Reconhecida como uma das grandes campeãs do tênis de todos os tempos, Maria Esther frequentava Wimbledon e também o US Open, anualmente, e não era raro ser convidada a assistir às competições do camarote real, compartilhando com os ingleses sua realeza esportiva. Foi a primeira sul-americana incluída no International Tennis Hall of Fame, em 1978, e ganhou uma estátua de cera no museu londrino Madame Tussauds.
No Brasil, porém, ela não chegou a desfrutar da mesma popularidade e reconhecimento, mas durante a preparação dos Jogos Olímpicos do Rio de Janeiro, Maria Esther foi lembrada com as honras que sempre mereceu. Emprestou seu nome para batizar a quadra central do Centro Olímpico de Tênis, carregou a tocha olímpica na Avenida Paulista e conduziu a bandeira brasileira para o hasteamento na cerimônia de encerramento do jogos. Ali então, a tenista era agraciada com aquilo que dizia ter faltado em sua carreira: a participação numa edição olímpica.
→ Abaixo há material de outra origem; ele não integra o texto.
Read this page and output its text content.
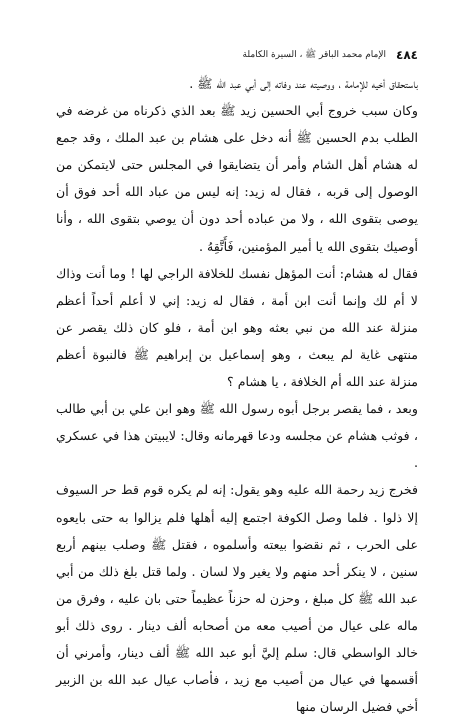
٤٨٤
الإمام محمد الباقر ﷺ ، السيرة الكاملة

باستحقاق أخيه للإمامة ، ووصيته عند وفاته إلى أبي عبد الله ﷺ .

وكان سبب خروج أبي الحسين زيد ﷺ بعد الذي ذكرناه من غرضه في الطلب بدم الحسين ﷺ أنه دخل على هشام بن عبد الملك ، وقد جمع له هشام أهل الشام وأمر أن يتضايقوا في المجلس حتى لايتمكن من الوصول إلى قربه ، فقال له زيد: إنه ليس من عباد الله أحد فوق أن يوصى بتقوى الله ، ولا من عباده أحد دون أن يوصي بتقوى الله ، وأنا أوصيك بتقوى الله يا أمير المؤمنين، فَأَتَّقِهُ .

فقال له هشام: أنت المؤهل نفسك للخلافة الراجي لها ! وما أنت وذاك لا أم لك وإنما أنت ابن أمة ، فقال له زيد: إني لا أعلم أحداً أعظم منزلة عند الله من نبي بعثه وهو ابن أمة ، فلو كان ذلك يقصر عن منتهى غاية لم يبعث ، وهو إسماعيل بن إبراهيم ﷺ فالنبوة أعظم منزلة عند الله أم الخلافة ، يا هشام ؟

وبعد ، فما يقصر برجل أبوه رسول الله ﷺ وهو ابن علي بن أبي طالب ، فوثب هشام عن مجلسه ودعا قهرمانه وقال: لايبيتن هذا في عسكري .

فخرج زيد رحمة الله عليه وهو يقول: إنه لم يكره قوم قط حر السيوف إلا ذلوا . فلما وصل الكوفة اجتمع إليه أهلها فلم يزالوا به حتى بايعوه على الحرب ، ثم نقضوا بيعته وأسلموه ، فقتل ﷺ وصلب بينهم أربع سنين ، لا ينكر أحد منهم ولا يغير ولا لسان . ولما قتل بلغ ذلك من أبي عبد الله ﷺ كل مبلغ ، وحزن له حزناً عظيماً حتى بان عليه ، وفرق من ماله على عيال من أصيب معه من أصحابه ألف دينار . روى ذلك أبو خالد الواسطي قال: سلم إليَّ أبو عبد الله ﷺ ألف دينار، وأمرني أن أقسمها في عيال من أصيب مع زيد ، فأصاب عيال عبد الله بن الزبير أخي فضيل الرسان منها
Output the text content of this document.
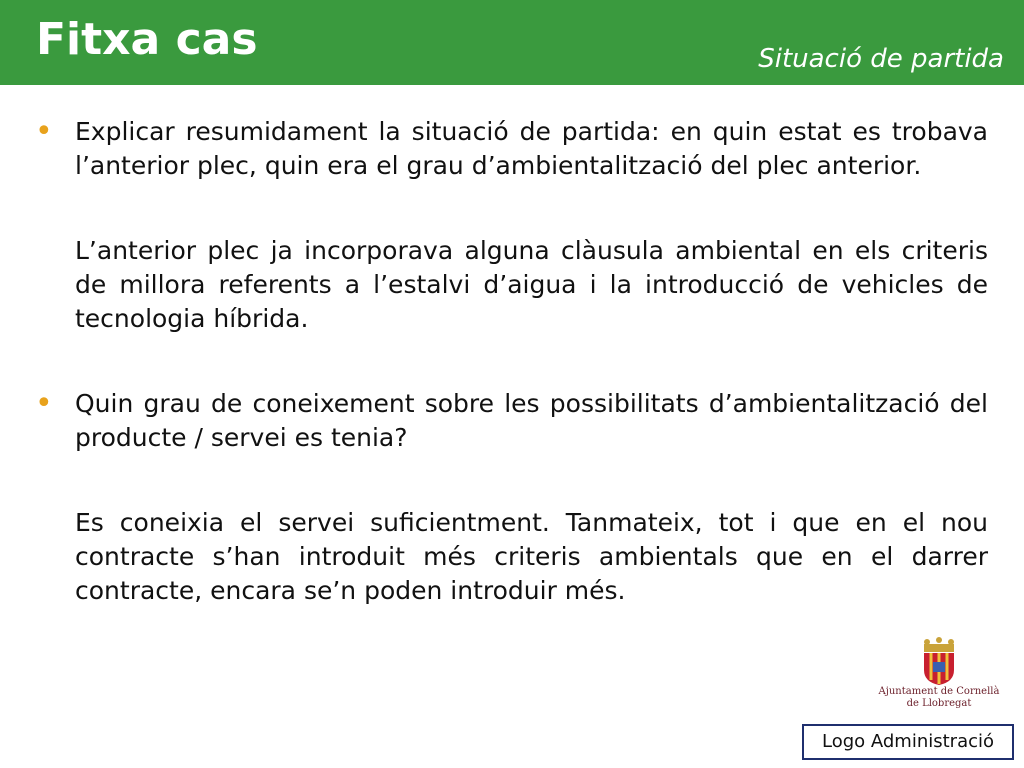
Fitxa cas	Situació de partida
• Explicar resumidament la situació de partida: en quin estat es trobava l’anterior plec, quin era el grau d’ambientalització del plec anterior.

L’anterior plec ja incorporava alguna clàusula ambiental en els criteris de millora referents a l’estalvi d’aigua i la introducció de vehicles de tecnologia híbrida.

• Quin grau de coneixement sobre les possibilitats d’ambientalització del producte / servei es tenia?

Es coneixia el servei suficientment. Tanmateix, tot i que en el nou contracte s’han introduit més criteris ambientals que en el darrer contracte, encara se’n poden introduir més.

Ajuntament de Cornellà
de Llobregat
Logo Administració
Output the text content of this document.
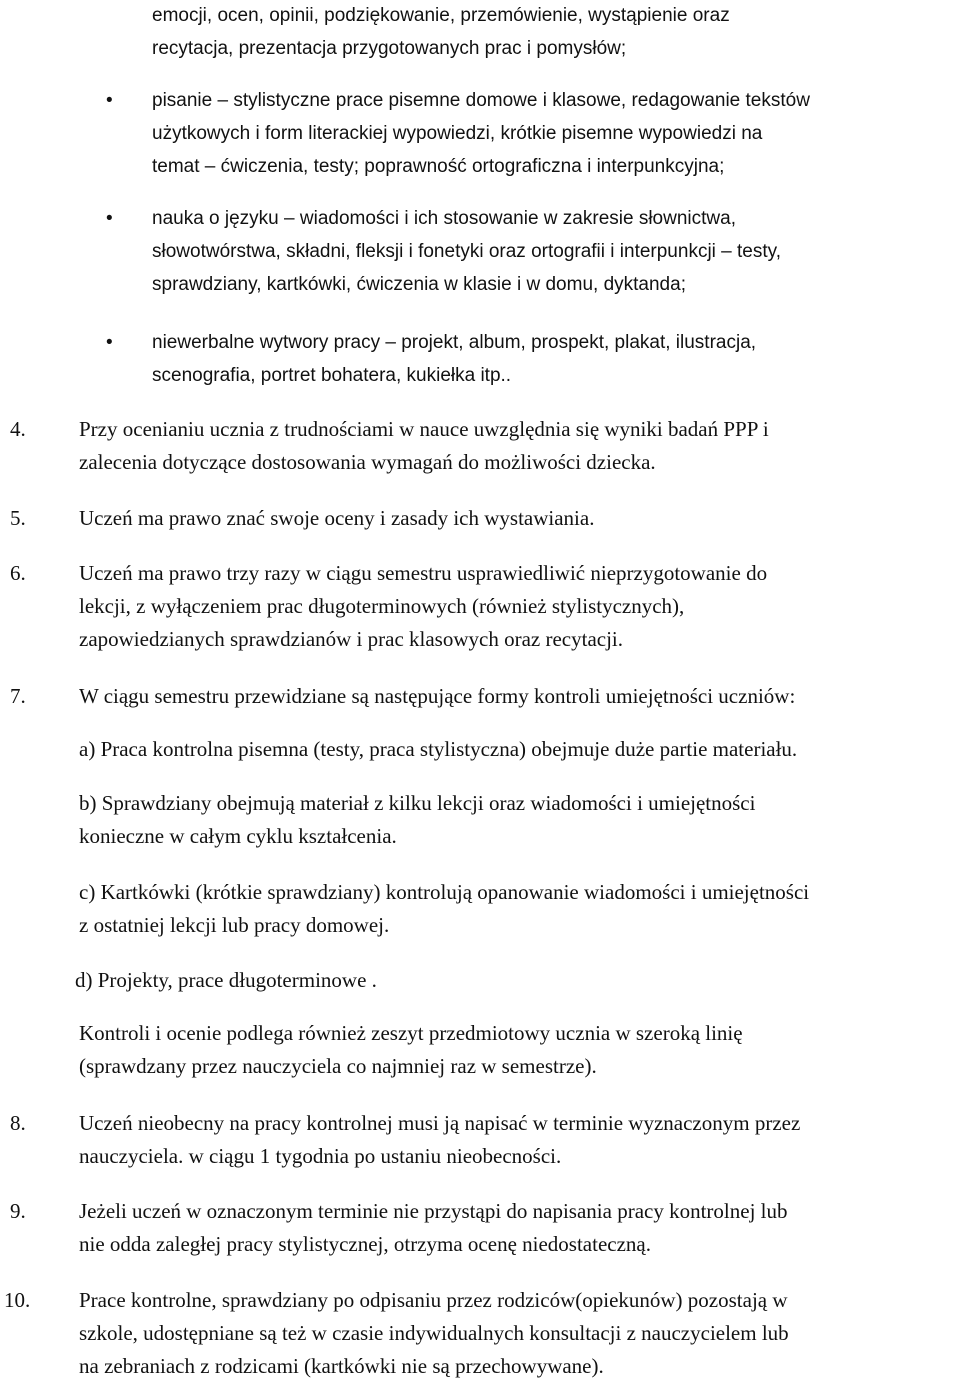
emocji, ocen, opinii, podziękowanie, przemówienie, wystąpienie oraz
recytacja, prezentacja przygotowanych prac i pomysłów;
• pisanie – stylistyczne prace pisemne domowe i klasowe, redagowanie tekstów
użytkowych i form literackiej wypowiedzi, krótkie pisemne wypowiedzi na
temat – ćwiczenia, testy; poprawność ortograficzna i interpunkcyjna;
• nauka o języku – wiadomości i ich stosowanie w zakresie słownictwa,
słowotwórstwa, składni, fleksji i fonetyki oraz ortografii i interpunkcji – testy,
sprawdziany, kartkówki, ćwiczenia w klasie i w domu, dyktanda;
• niewerbalne wytwory pracy – projekt, album, prospekt, plakat, ilustracja,
scenografia, portret bohatera, kukiełka itp..
4.	Przy ocenianiu ucznia z trudnościami w nauce uwzględnia się wyniki badań PPP i
zalecenia dotyczące dostosowania wymagań do możliwości dziecka.
5.	Uczeń ma prawo znać swoje oceny i zasady ich wystawiania.
6.	Uczeń ma prawo trzy razy w ciągu semestru usprawiedliwić nieprzygotowanie do
lekcji, z wyłączeniem prac długoterminowych (również stylistycznych),
zapowiedzianych sprawdzianów i prac klasowych oraz recytacji.
7.	W ciągu semestru przewidziane są następujące formy kontroli umiejętności uczniów:
a) Praca kontrolna pisemna (testy, praca stylistyczna) obejmuje duże partie materiału.
b) Sprawdziany obejmują materiał z kilku lekcji oraz wiadomości i umiejętności
konieczne w całym cyklu kształcenia.
c) Kartkówki (krótkie sprawdziany) kontrolują opanowanie wiadomości i umiejętności
z ostatniej lekcji lub pracy domowej.
d) Projekty, prace długoterminowe .
Kontroli i ocenie podlega również zeszyt przedmiotowy ucznia w szeroką linię
(sprawdzany przez nauczyciela co najmniej raz w semestrze).
8.	Uczeń nieobecny na pracy kontrolnej musi ją napisać w terminie wyznaczonym przez
nauczyciela. w ciągu 1 tygodnia po ustaniu nieobecności.
9.	Jeżeli uczeń w oznaczonym terminie nie przystąpi do napisania pracy kontrolnej lub
nie odda zaległej pracy stylistycznej, otrzyma ocenę niedostateczną.
10. Prace kontrolne, sprawdziany po odpisaniu przez rodziców(opiekunów) pozostają w
szkole, udostępniane są też w czasie indywidualnych konsultacji z nauczycielem lub
na zebraniach z rodzicami (kartkówki nie są przechowywane).
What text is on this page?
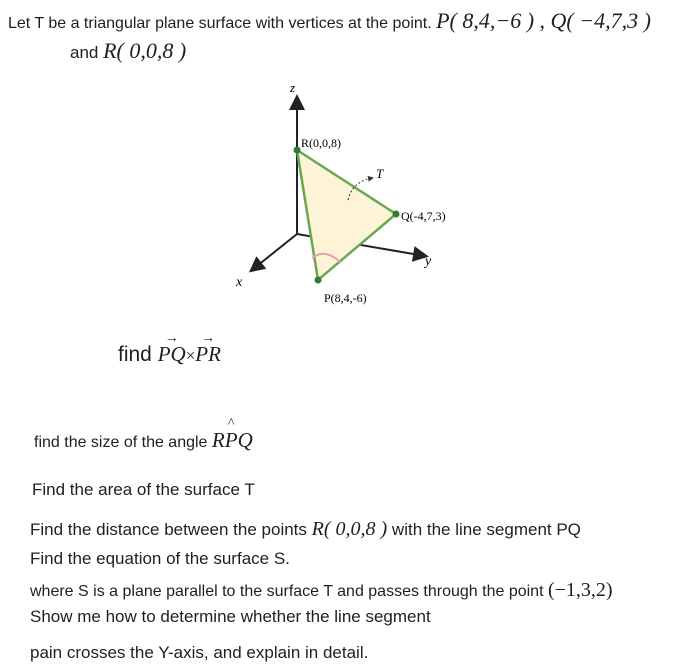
Let T be a triangular plane surface with vertices at the point. P( 8,4,−6 ) , Q( −4,7,3 )
and R( 0,0,8 )
z
R(0,0,8)
T
Q(-4,7,3)
y
x
P(8,4,-6)
find
→
PQ×
→
PR
find the size of the angle R
^
PQ
Find the area of the surface T
Find the distance between the points R( 0,0,8 ) with the line segment PQ
Find the equation of the surface S.
where S is a plane parallel to the surface T and passes through the point (−1,3,2)
Show me how to determine whether the line segment
pain crosses the Y-axis, and explain in detail.
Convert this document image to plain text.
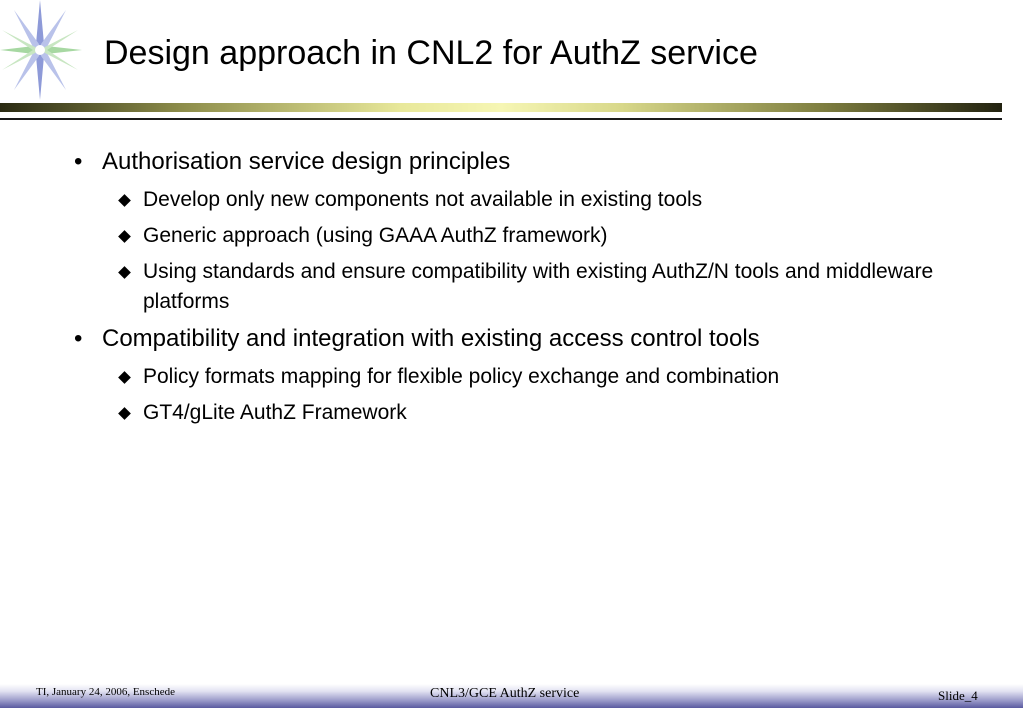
Design approach in CNL2 for AuthZ service
• Authorisation service design principles
Develop only new components not available in existing tools
Generic approach (using GAAA AuthZ framework)
Using standards and ensure compatibility with existing AuthZ/N tools and middleware platforms
• Compatibility and integration with existing access control tools
Policy formats mapping for flexible policy exchange and combination
GT4/gLite AuthZ Framework
TI, January 24, 2006, Enschede	CNL3/GCE AuthZ service	Slide_4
Certa vez a encontrei orientando o treino de um jovem e conversamos sobre o treino em si e outras tantas coisas que cercam a preparação de alguém que deseja deixar sua marca para a posteridade. Consciente da própria trajetória, falou sobre como foi ser mulher, brasileira e tenista em um país dominado pelo machismo, pela falta de incentivo ao esporte e pelo esquecimento daqueles que deveriam ser lembrados por serem excepcionais. Dito isso lhe apresentei a pesquisa Memórias Olímpicas e o desejo de poder escrever sobre sua vida, mas ela refutou o convite por nunca ter participado de Jogos Olímpicos, muito embora tivesse medalhas em Jogos Pan-Americanos. Finalizou a conversa dizendo que sua biografia estava sendo escrita por um jornalista inglês que a acompanhou por longos anos.
Nesse momento em que se consuma sua passagem lembro de todas essas cenas, a conversa na beira da quadra, a estátua na frente da porta dos fundos do clube em que jogou durante anos, de Paul Ricœur e os conceitos de arquivo, documento e vestígio, na obra Tempo e Narrativa. A tenista brasileira de maior prestígio da história teve seus feitos arquivados e documentados nos lugares onde ela construiu sua história e desfrutou do prestígio e do reconhecimento. Em seu próprio país, restaram vestígios de sua carreira, que sua morte faz emergir dos arquivos daqueles que durante as últimas décadas acompanharam o tênis. E então, não apenas a estátua da Praça Califórnia cumpre sua função, mas, lembrando Le Goff, esses documentos agora também são monumentos.